Daniel Tenny, a lawyer with the U.S. Department of Justice, told a three-judge panel of the 5th U.S. Circuit Court of Appeals in New Orleans that U.S. officials never forced social media companies to remove posts about COVID-19, the 2020 election and other topics, as Louisiana and Missouri claimed in a lawsuit. Instead, he said, the government had informed the companies of certain posts that spread harmful misinformation.

But Circuit Judge Jennifer Walker Elrod said that "irate" messages from officials taking social media companies to task for not removing certain posts quickly enough suggested "a very close working relationship" between the government and the companies.

"It's like a supervisor complaining about a worker," she said.

Circuit Judge Don Willett said public statements by Biden officials suggesting that social media companies could face antitrust enforcement, or lose immunity from certain lawsuits under federal law, could be seen as threats.

"That's a really nice social media platform you got there - it would be a shame if something happened to it," Willett said, describing what he saw as the statements' tone.

Elrod and Willett, along with the third member of the panel, Circuit Judge Edith Brown Clement, were all appointed by Republican presidents.

Tenny countered that the social media companies mentioned in the lawsuit, including Meta Platform's Facebook, Alphabet Inc-owned YouTube and Twitter, now known as X Corp, regularly refused government requests to remove content.

"The notion that the social media companies felt they had to bend to the FBI's will when half the time they didn't - it doesn't fit any of these theories," he said.

John Sauer, a lawyer for the states, compared the administration's efforts to the government pressuring publishers to hold mass book burnings.

He said that the social media companies gave in to "unrelenting pressure from the most powerful office in the world."

The administration is appealing a July 4 ruling, in which U.S. District Judge Terry Doughty sided with the states in finding that the government engaged in an "Orwellian" program to suppress opposing views, including those questioning the efficacy of mask mandates and lockdowns to fight COVID and the outcome of the 2020 presidential election, which Democrat Joe Biden won over Republican incumbent Donald Trump.

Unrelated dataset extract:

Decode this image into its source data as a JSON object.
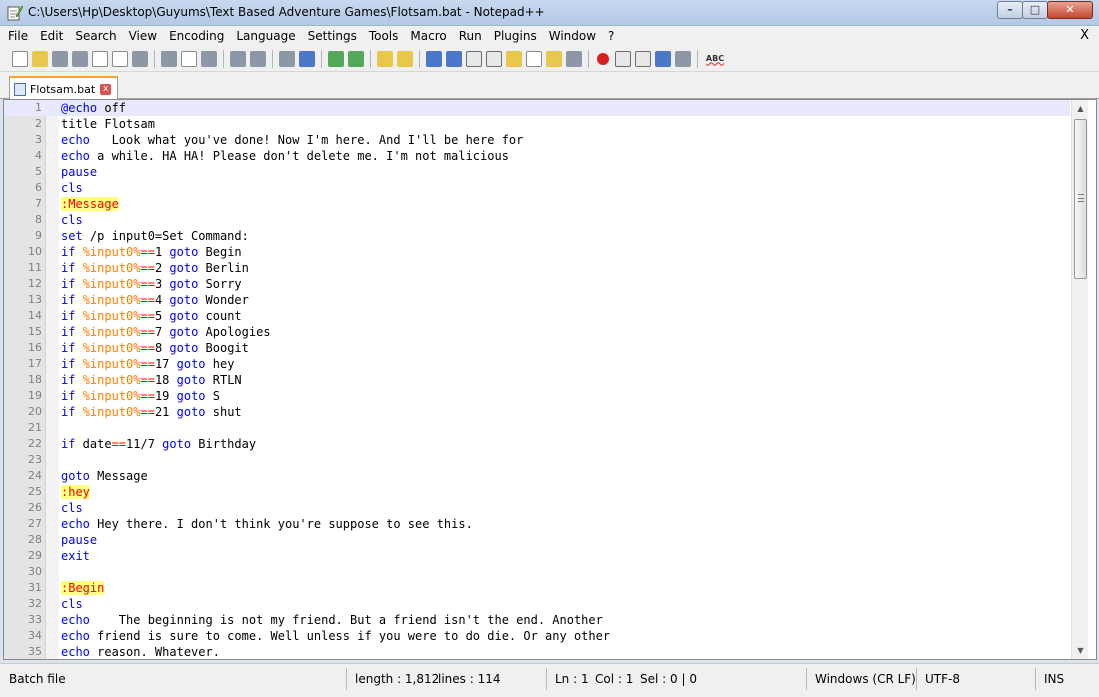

The Trump-appointed judge, whose courthouse in Monroe has become a favored venue for Republican challenges to Biden's policies, said the "widespread censorship campaign" violated the U.S. Constitution's First Amendment's free speech guarantees.

He barred government agencies, including the Department of Health and Human Services and the Federal Bureau of Investigation, from talking to social media companies to seek the removal or suppression of content containing protected free speech, with narrow exceptions.

The order is currently on hold while the 5th Circuit considers the administration's appeal.